入力パルスのエッジを検出し、次のエッジまでのパルス幅を タイマーで測定します。 タイマーは、TMR0を使います。 TMR0用のクロックは、16usec周期となるように設定します。 (この16usecというのが後々都合が良い数字になるのです。)
ソースクロックは、インターナルOSC 8MHzを使います。 プリスケーラは1/32に設定します。 TMR0用のクロックは、デフォルトで 1/4されているので、プリスケーラと合わせると
8MHz x 1/4 x 1/32 = 62.5kHz -> 16usec
となります。

例えば350usecのパルスだと、
350usec / 16usec ≒ 21(小数点以下切捨て)
なので、21という値をPCに送信します。
TMR0は8bitカウンタなので、16usec x 255 = 4080usecまで測定可能です。

PPMの同期パルスは10msec程度ありますので、TMR0ではカウント しきれずオーバーフローを起こします。 ただ、今回測定したいのは各チャネル用のパルス信号なので、 同期信号を正確に測定できないのは妥協することにします。

シリアルは、PICのUART機能を使って簡単に実現できます。
ボーレート 57600
データ8ビット
パリティ無し
ストップビット1ビット
フロー制御無し

一回の送信データは、スタート+データ+ストップ=10ビットと なります。
57600bpsで10ビットデータを送信する時間は
1/57600 x 10 = 173.6usec
となります。 PPMでは、各チャンネル用パルスの間の区切り用パルスが約350usec、 各チャンネルも一番短くなったときで約500usecはありそうなので、 この間に10ビットのシリアルデータを送りきることができます。
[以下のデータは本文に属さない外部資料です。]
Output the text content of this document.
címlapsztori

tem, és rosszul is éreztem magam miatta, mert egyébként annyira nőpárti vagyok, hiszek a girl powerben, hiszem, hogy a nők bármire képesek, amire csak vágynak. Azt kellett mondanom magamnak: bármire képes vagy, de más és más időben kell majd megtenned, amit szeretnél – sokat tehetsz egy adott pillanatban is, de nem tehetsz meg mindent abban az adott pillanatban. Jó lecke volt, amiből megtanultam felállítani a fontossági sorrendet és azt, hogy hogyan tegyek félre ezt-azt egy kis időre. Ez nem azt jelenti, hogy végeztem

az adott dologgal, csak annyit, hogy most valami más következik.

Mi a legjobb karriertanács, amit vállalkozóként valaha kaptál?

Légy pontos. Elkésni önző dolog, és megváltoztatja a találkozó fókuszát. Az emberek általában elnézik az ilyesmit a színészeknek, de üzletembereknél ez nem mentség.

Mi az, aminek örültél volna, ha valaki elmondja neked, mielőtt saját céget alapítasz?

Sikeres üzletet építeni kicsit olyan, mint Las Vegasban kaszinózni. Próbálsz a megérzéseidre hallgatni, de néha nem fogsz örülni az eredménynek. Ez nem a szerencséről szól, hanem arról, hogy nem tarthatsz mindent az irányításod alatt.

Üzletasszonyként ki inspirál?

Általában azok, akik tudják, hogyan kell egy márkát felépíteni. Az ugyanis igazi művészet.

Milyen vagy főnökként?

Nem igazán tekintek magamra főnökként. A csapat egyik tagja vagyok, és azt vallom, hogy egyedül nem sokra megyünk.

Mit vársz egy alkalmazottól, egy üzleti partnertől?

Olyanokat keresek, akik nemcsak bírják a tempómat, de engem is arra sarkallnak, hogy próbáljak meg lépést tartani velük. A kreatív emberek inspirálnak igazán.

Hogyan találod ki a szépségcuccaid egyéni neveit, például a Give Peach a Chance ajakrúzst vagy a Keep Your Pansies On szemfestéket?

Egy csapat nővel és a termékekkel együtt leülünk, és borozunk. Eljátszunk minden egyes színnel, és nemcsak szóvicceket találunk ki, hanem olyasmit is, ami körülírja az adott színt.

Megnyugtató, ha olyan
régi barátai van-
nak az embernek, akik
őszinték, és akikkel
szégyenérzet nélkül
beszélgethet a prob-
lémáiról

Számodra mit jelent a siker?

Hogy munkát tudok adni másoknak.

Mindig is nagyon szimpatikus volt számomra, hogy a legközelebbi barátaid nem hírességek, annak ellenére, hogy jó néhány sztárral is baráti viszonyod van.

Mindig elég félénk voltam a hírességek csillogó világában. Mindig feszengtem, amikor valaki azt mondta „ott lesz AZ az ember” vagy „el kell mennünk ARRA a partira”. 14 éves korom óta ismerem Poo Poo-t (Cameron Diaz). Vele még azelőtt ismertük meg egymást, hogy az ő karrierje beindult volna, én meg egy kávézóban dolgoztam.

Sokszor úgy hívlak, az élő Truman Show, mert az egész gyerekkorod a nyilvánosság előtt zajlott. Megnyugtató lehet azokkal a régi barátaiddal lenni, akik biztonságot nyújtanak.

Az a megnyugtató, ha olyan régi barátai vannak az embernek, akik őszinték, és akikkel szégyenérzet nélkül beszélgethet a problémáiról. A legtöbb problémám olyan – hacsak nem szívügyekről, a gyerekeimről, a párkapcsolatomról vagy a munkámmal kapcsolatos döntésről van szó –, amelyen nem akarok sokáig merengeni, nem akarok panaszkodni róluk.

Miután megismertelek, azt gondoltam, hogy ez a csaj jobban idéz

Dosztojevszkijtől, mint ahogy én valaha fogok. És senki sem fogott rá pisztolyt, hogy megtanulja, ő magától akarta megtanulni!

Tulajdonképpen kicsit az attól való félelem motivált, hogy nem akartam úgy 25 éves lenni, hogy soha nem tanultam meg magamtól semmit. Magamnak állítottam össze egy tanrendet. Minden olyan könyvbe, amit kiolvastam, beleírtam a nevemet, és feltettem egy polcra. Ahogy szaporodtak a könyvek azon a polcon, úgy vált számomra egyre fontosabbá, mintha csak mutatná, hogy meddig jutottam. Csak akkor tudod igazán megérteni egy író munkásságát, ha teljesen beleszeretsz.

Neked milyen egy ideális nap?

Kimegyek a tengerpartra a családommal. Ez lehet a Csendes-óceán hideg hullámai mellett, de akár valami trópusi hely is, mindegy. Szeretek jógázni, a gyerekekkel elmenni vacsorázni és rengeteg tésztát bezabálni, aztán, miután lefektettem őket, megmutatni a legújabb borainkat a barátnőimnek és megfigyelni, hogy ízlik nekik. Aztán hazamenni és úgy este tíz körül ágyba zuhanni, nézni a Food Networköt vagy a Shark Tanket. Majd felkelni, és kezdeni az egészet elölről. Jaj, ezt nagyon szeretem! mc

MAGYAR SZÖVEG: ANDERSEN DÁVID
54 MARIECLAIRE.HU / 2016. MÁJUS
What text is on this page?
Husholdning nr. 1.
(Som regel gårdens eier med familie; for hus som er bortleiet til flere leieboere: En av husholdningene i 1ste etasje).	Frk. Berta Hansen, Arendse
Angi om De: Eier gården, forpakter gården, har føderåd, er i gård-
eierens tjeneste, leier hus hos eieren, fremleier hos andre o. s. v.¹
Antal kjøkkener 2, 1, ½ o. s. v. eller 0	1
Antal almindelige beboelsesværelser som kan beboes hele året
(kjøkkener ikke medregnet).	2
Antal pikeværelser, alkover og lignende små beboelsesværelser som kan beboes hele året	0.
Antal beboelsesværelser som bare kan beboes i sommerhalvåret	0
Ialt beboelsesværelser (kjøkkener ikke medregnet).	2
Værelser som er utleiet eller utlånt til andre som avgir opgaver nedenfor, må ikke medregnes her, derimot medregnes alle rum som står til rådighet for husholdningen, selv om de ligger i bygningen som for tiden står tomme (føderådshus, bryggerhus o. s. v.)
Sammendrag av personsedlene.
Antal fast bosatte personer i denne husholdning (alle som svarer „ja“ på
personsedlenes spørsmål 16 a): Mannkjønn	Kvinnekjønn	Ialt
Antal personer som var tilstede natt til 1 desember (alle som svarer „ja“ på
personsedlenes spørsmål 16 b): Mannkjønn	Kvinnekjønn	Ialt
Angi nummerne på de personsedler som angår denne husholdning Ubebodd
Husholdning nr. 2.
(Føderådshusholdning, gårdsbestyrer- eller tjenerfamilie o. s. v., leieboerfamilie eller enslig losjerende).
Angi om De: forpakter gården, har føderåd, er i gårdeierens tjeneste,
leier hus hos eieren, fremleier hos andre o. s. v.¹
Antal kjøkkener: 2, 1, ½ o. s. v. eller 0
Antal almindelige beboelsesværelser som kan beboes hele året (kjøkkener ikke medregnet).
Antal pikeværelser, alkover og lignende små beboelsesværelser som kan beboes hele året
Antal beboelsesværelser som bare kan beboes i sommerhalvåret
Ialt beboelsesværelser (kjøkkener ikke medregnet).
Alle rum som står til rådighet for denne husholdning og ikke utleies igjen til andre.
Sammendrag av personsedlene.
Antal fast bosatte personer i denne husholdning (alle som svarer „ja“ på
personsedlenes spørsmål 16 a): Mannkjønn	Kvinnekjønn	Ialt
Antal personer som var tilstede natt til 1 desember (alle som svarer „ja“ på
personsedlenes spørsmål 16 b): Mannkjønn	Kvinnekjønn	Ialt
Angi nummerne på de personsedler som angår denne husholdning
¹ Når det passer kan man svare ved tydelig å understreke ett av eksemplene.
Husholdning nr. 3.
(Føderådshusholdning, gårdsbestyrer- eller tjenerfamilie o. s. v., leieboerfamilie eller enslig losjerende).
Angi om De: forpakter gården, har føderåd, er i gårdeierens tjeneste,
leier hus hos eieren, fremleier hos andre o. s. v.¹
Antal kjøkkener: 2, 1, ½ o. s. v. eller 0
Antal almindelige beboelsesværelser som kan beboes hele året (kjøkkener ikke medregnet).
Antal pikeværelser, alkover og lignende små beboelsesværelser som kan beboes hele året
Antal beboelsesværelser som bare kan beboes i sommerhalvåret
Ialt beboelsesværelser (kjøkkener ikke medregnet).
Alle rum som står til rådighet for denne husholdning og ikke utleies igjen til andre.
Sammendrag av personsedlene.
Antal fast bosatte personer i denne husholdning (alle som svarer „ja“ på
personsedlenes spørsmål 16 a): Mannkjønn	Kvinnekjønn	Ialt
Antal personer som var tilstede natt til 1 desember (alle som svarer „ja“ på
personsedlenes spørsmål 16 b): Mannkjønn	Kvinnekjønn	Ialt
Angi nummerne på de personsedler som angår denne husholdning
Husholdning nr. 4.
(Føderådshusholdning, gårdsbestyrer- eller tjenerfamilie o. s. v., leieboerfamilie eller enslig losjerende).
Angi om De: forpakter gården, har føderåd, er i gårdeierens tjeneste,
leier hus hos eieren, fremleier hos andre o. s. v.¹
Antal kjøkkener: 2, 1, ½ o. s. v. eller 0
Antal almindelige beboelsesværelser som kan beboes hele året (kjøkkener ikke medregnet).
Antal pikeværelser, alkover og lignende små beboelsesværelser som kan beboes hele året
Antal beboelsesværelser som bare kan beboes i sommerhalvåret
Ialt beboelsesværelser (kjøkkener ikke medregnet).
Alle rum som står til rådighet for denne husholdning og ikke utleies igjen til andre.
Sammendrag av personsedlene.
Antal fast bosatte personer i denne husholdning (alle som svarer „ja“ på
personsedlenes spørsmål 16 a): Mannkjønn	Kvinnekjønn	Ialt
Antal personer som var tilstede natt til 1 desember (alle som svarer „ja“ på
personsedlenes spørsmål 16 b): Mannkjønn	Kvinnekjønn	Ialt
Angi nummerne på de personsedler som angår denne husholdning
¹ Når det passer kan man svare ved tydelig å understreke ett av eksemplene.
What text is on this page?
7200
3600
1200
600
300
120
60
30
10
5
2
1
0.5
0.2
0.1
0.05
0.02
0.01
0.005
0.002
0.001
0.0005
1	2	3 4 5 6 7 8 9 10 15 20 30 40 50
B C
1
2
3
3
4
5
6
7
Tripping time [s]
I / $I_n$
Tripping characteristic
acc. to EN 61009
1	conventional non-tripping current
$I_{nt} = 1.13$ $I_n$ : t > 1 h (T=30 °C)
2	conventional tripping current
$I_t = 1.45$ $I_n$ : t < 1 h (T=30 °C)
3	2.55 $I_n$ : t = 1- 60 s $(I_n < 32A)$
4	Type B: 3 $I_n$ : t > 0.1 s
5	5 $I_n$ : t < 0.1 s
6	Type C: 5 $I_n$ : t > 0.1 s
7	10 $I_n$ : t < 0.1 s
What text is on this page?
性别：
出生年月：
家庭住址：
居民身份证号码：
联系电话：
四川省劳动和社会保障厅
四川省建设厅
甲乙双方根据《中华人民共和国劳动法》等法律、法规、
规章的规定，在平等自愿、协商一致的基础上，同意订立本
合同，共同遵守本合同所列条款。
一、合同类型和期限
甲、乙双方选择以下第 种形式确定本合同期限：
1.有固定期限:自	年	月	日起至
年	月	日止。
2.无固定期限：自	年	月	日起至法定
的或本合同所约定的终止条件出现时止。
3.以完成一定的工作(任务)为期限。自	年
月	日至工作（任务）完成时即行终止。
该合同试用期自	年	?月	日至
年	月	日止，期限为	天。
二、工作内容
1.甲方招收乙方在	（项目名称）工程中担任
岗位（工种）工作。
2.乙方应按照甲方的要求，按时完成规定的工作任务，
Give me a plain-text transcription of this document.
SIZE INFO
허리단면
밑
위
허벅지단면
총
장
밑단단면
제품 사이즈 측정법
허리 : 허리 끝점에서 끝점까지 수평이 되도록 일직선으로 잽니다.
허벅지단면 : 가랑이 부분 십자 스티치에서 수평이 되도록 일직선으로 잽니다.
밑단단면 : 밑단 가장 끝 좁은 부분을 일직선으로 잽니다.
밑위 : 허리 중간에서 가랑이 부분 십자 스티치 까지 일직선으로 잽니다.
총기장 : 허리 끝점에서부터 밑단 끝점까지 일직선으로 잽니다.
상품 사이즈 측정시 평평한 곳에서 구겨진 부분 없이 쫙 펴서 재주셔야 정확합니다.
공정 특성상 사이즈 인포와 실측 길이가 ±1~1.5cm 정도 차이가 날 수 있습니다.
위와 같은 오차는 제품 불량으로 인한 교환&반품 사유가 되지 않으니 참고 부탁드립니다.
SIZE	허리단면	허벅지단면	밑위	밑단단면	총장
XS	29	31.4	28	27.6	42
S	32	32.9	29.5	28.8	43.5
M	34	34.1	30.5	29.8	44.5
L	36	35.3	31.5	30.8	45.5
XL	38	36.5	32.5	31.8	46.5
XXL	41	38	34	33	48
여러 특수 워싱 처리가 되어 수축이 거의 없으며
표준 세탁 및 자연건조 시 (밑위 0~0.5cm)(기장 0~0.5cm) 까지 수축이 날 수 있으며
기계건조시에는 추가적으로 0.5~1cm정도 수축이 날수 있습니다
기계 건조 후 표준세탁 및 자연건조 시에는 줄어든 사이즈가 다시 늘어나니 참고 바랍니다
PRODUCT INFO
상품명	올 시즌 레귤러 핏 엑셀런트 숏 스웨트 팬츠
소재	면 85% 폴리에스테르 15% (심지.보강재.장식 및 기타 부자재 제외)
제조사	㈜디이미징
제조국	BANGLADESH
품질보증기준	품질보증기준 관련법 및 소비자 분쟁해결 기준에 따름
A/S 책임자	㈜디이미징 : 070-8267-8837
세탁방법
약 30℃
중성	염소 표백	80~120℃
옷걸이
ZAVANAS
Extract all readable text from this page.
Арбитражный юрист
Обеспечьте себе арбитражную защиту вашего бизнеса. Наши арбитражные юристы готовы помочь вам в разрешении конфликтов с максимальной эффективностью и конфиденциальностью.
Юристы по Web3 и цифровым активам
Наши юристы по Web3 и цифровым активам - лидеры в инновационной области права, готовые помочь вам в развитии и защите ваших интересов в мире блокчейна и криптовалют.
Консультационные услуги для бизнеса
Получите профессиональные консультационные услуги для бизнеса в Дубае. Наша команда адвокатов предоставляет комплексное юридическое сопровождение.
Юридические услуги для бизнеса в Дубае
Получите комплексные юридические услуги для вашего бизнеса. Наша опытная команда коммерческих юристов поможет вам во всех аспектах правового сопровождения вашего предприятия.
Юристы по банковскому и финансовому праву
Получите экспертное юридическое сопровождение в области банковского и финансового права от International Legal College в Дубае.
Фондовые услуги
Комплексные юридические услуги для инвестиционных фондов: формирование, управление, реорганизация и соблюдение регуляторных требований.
PCでPIC-16F88から送られてきたシリアル信号を受けとります。 データは0から255までのバイナリなので、Acknowrich.exeというソフトを使いました。
acknowrich-ppm.gif

バイナリデータを受信したら、加工しやすいように16進数に変換して おくと便利です。
Acknowrich.exeで保存したデータをxedit.exeで開くと、16進数が得られます。 後の作業用に、ここではoption設定で1列に表示させるようにしています。
xedit.gif

PPMモードのトレーナー信号を取り込んで整理してみました。
ppm-data.gif
Excelファイルはこちらです。

syncパルスはカウンタがオーバーフローしていますので、パルス幅は でたらめです。9チャンネル分のパルスが出力されていることがわかります。 このデータを取るときに、送信機のエルロン操作をしていましたので、 ch2のデータだけをH列に集めました。単位は[usec]です。 パルス幅がエルロン操作に対応して変化していることがよくわかります。 F列は、PCM9Xの取り扱い説明書の内容を書いたのですが、チャネル番号と 対応しているかどうかは確かめていません。 なお、このデータの最初と最後の部分は、安定化電源のONとOFFの直後で 回路動作が安定していないので、パルス幅もおかしな値が含まれています。